As part of the LAB, students had to work on news stories on Cambodia and Singapore based on their research and site visits. They then received guidance and feedback from Mr Ni after they returned to Singapore.

Alysha Chandra (Class of 2021), the Editor-in-chief of The Octant, an autonomous student-run newspaper at Yale-NUS College, said that the LAB was highly relevant to her professional interests.

“I am interested in pursuing journalism as a career, so this LAB was an excellent opportunity to get some reporting experience and learn from Vincent. Observing the way Vincent conducts himself in interviews and ask sensitive questions was very educational. Through the workshops he conducted, as well as the feedback he gave on my article, Vincent taught me a lot about adding colour to a story and how to link broad geopolitical happenings to small local situations”.

Another student, Yuki Nakamura (Class of 2020), applied for the LAB as she wanted to conduct research through journalism and learn about sustainable development. As a result of the LAB, Yuki said that she became more aware of the nuances of identity in studying Chinese influence in the region and the importance of sustainable development.

“I believe that it is an immense privilege to have the opportunity to speak with people and hear about their personal or professional lives, as well as have the time and space to represent these stories. The people we have talked to have taken their time to tell us their deeply personal stories. For instance, one of the those who accompanied us on our bus ride back to the airport shared his experience of being abused as a child during the Khmer Rouge regime.”
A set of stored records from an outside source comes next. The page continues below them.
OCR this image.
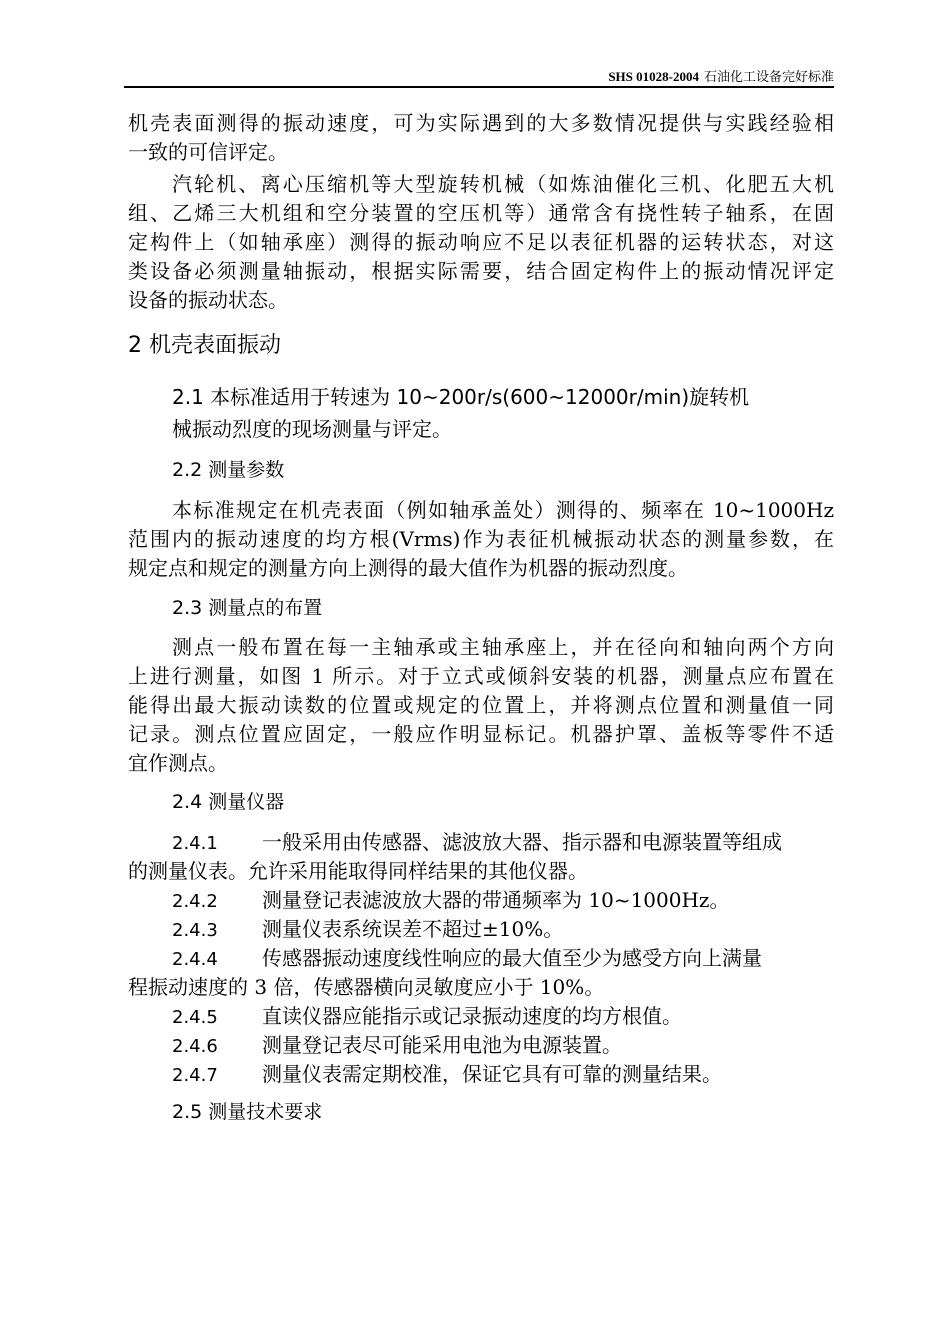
SHS 01028-2004 石油化工设备完好标准

机壳表面测得的振动速度，可为实际遇到的大多数情况提供与实践经验相

一致的可信评定。

汽轮机、离心压缩机等大型旋转机械（如炼油催化三机、化肥五大机

组、乙烯三大机组和空分装置的空压机等）通常含有挠性转子轴系，在固

定构件上（如轴承座）测得的振动响应不足以表征机器的运转状态，对这

类设备必须测量轴振动，根据实际需要，结合固定构件上的振动情况评定

设备的振动状态。

2 机壳表面振动

2.1 本标准适用于转速为 10~200r/s(600~12000r/min)旋转机

械振动烈度的现场测量与评定。

2.2 测量参数

本标准规定在机壳表面（例如轴承盖处）测得的、频率在 10~1000Hz

范围内的振动速度的均方根(Vrms)作为表征机械振动状态的测量参数，在

规定点和规定的测量方向上测得的最大值作为机器的振动烈度。

2.3 测量点的布置

测点一般布置在每一主轴承或主轴承座上，并在径向和轴向两个方向

上进行测量，如图 1 所示。对于立式或倾斜安装的机器，测量点应布置在

能得出最大振动读数的位置或规定的位置上，并将测点位置和测量值一同

记录。测点位置应固定，一般应作明显标记。机器护罩、盖板等零件不适

宜作测点。

2.4 测量仪器

2.4.1 一般采用由传感器、滤波放大器、指示器和电源装置等组成

的测量仪表。允许采用能取得同样结果的其他仪器。

2.4.2 测量登记表滤波放大器的带通频率为 10~1000Hz。

2.4.3 测量仪表系统误差不超过±10%。

2.4.4 传感器振动速度线性响应的最大值至少为感受方向上满量

程振动速度的 3 倍，传感器横向灵敏度应小于 10%。

2.4.5 直读仪器应能指示或记录振动速度的均方根值。

2.4.6 测量登记表尽可能采用电池为电源装置。

2.4.7 测量仪表需定期校准，保证它具有可靠的测量结果。

2.5 测量技术要求
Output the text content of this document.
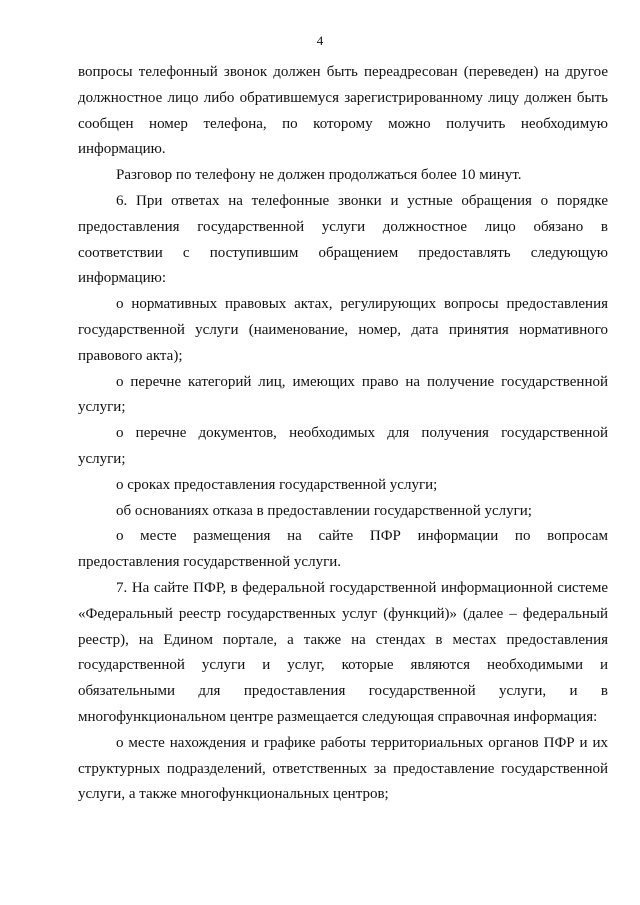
4

вопросы телефонный звонок должен быть переадресован (переведен) на другое должностное лицо либо обратившемуся зарегистрированному лицу должен быть сообщен номер телефона, по которому можно получить необходимую информацию.

Разговор по телефону не должен продолжаться более 10 минут.

6. При ответах на телефонные звонки и устные обращения о порядке предоставления государственной услуги должностное лицо обязано в соответствии с поступившим обращением предоставлять следующую информацию:

о нормативных правовых актах, регулирующих вопросы предоставления государственной услуги (наименование, номер, дата принятия нормативного правового акта);

о перечне категорий лиц, имеющих право на получение государственной услуги;

о перечне документов, необходимых для получения государственной услуги;

о сроках предоставления государственной услуги;

об основаниях отказа в предоставлении государственной услуги;

о месте размещения на сайте ПФР информации по вопросам предоставления государственной услуги.

7. На сайте ПФР, в федеральной государственной информационной системе «Федеральный реестр государственных услуг (функций)» (далее – федеральный реестр), на Едином портале, а также на стендах в местах предоставления государственной услуги и услуг, которые являются необходимыми и обязательными для предоставления государственной услуги, и в многофункциональном центре размещается следующая справочная информация:

о месте нахождения и графике работы территориальных органов ПФР и их структурных подразделений, ответственных за предоставление государственной услуги, а также многофункциональных центров;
“At the end of the day, we are able to come back to Singapore or our respective homes and go on about our life. However, the people whom we have met and shared with us their difficulties, still live through them every single day. As I continue to confront and make sense of my own privilege, I hope to use journalism and this writing as a way to share the personal stories we have had the opportunity to hear, truthfully, with the respect that it deserves.”